Semua yg tak wajar niscaya memanggil pembahasan. Selesai acara reunian tatkala Marni menanti jemputan Bang Leman, Dewi menghampirinya & menemaninya.

“Ni, tahu, enggak, si Wati itu sudah cerai dgn suaminya.”

“Oh yaa?” Marni merespons.

“Iya, denger dongeng sih gara-gara suaminya keluar dr daerah kerja & ketika ini nganggur.” Dewi mulai bergunjing.

“O ya…”

“Ternyata mereka banyak utang, cicilan-cicilan.” Dewi melanjutkan.

“Cicilan itu kan hal biasa di rumah tangga, kayaknya enggak ada yg enggak punya utang.” Marni menjawab sekenanya.

  Probowo dan Jokowi | Cerpen Matdon

Dewi terus bercerita & Marni sebatas mendengarkan, pikirannya mengalun ke tempat tinggal tangganya sendiri yg saat ini sedang hampir dilanda krisis yg kurang lebih sama. Tapi, satu hal niscaya, ia tak ingin lepas dr Bang Leman. Hal itu tak pernah terlintas dlm pikirannya sedikit pun. Bercerai sama sekali bukan jalan keluar.

***

Sepulang dr Sumedang hatinya tenteram mendengar pesan tersirat ayahnya: Nak, ikutlah dgn suamimu ke mana pun ia mengajakmu mencari nafkah, itu kewajibanmu sebagai istri. Berikan potensi kepadanya untuk mengurus rumah tangganya menurut apa yg terbaik sesuai ukurannya. Jangan lupa selalu berdoa pada Allah supaya suamimu senantiasa dibimbingnya & diberi kelangsungan usaha & rezeki. Bapak & ibumu pula akan tetap mendoakanmu. Semua niat baik akan diberi fasilitas oleh-Nya.

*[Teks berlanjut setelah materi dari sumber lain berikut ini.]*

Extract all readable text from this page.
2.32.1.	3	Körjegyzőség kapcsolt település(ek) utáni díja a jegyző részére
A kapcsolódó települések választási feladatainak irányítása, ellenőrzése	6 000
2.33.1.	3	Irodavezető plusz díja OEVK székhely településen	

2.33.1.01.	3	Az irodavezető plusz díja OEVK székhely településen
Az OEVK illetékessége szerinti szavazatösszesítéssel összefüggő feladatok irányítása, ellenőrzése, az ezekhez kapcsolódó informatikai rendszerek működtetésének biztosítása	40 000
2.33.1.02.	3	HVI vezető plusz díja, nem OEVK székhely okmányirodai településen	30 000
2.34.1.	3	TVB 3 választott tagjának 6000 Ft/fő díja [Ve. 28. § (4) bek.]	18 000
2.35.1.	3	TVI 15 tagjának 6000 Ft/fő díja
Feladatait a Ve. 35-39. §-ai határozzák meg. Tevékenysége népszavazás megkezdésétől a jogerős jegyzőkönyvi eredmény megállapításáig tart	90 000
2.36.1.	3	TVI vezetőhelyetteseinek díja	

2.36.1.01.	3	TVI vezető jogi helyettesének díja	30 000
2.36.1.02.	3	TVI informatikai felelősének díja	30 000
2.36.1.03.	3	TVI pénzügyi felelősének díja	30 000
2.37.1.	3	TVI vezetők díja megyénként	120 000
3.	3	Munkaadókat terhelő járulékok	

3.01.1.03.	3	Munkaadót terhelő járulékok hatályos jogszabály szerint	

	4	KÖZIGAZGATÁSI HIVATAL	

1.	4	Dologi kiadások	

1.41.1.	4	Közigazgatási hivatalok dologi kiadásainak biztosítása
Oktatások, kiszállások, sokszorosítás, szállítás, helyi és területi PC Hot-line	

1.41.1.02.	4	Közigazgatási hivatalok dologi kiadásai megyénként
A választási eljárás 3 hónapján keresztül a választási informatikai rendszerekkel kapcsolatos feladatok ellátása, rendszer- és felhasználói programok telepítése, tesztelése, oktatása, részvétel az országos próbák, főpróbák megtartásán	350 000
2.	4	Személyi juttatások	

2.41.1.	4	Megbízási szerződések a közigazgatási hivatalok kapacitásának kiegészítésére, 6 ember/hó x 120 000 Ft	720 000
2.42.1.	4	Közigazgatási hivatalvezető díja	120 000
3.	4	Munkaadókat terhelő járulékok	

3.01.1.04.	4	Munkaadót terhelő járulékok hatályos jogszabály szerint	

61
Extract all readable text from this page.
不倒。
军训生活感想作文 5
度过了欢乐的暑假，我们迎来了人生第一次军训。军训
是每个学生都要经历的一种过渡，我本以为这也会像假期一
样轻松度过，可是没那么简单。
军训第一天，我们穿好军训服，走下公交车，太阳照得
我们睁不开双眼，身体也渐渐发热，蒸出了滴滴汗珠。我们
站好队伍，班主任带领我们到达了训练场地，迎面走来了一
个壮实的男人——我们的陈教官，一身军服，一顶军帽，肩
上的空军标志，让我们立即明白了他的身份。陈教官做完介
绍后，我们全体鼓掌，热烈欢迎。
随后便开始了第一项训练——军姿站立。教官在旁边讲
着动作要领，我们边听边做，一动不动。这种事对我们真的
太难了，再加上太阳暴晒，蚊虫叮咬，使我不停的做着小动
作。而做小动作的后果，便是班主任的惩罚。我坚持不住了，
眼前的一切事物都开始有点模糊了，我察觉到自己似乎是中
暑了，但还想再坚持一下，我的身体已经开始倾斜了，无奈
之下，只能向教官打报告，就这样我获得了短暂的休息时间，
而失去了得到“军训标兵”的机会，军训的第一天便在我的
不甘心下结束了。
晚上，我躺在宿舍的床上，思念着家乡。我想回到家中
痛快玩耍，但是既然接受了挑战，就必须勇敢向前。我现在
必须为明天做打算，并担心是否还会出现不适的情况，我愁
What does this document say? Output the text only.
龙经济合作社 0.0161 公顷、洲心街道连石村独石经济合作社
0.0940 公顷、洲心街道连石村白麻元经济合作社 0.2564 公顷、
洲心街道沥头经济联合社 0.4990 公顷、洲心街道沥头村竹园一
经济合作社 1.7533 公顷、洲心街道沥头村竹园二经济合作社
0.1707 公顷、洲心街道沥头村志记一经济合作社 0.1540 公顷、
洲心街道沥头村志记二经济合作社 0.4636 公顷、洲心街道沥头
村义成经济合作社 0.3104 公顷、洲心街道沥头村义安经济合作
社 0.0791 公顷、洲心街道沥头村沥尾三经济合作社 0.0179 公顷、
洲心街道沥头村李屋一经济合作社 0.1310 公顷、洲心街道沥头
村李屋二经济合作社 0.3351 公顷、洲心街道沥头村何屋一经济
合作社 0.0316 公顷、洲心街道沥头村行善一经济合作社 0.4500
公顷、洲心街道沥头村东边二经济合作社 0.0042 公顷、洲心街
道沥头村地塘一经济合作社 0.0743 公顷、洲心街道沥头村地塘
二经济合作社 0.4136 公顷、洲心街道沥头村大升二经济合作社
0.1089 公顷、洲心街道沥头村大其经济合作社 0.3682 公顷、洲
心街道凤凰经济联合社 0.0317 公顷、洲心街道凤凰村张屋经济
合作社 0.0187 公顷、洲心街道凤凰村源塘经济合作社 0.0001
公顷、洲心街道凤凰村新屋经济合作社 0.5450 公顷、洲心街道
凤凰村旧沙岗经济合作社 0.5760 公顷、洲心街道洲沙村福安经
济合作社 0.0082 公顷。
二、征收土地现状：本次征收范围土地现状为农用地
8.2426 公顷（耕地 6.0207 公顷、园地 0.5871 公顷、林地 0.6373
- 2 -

Marni diam, suaminya pula diam. Mesin mobil menderu di jalan tol. Anak-anak di belakang tidur. Marni melirik suaminya & bersyukur dlm hatinya dikaruniai seseorang yg baik sebagai tempat melabuhkan dirinya. Semua niat baik mesti diberi kesempatan. Masa kemudian memang menjadi miliknya, masa kini sedang mereka jalani, tetapi masa depan ialah misteri yg hanya bisa dijalani melalui kesempatan & cita-cita. Marni percaya, dgn berdua, semua dilema akan bisa dihadapi.

Malam itu sebelum tidur Marni memeluk suaminya.

“Bang.”

“Hmm.”

“Abang sayang gue kan….”

“Hmm.”

“Abang cinta gue pula kan….”

“Tak ada yg lain di hati kakak selain kau, Dik,” kata suaminya sambil membalas pelukan istrinya.

“Bawalah gue ke mana pun abang pergi. Semoga di sana nanti kita dimudahkan segalanya oleh Allah, Bang, alasannya adalah niat Abang suci mencari nafkah untuk kita.” Marni lirih berkata.

Suaminya cuma memandang, tak bisa berbicara. Dipeluknya istrinya tambah dekat. Air matanya menetes hangat membasahi bantal.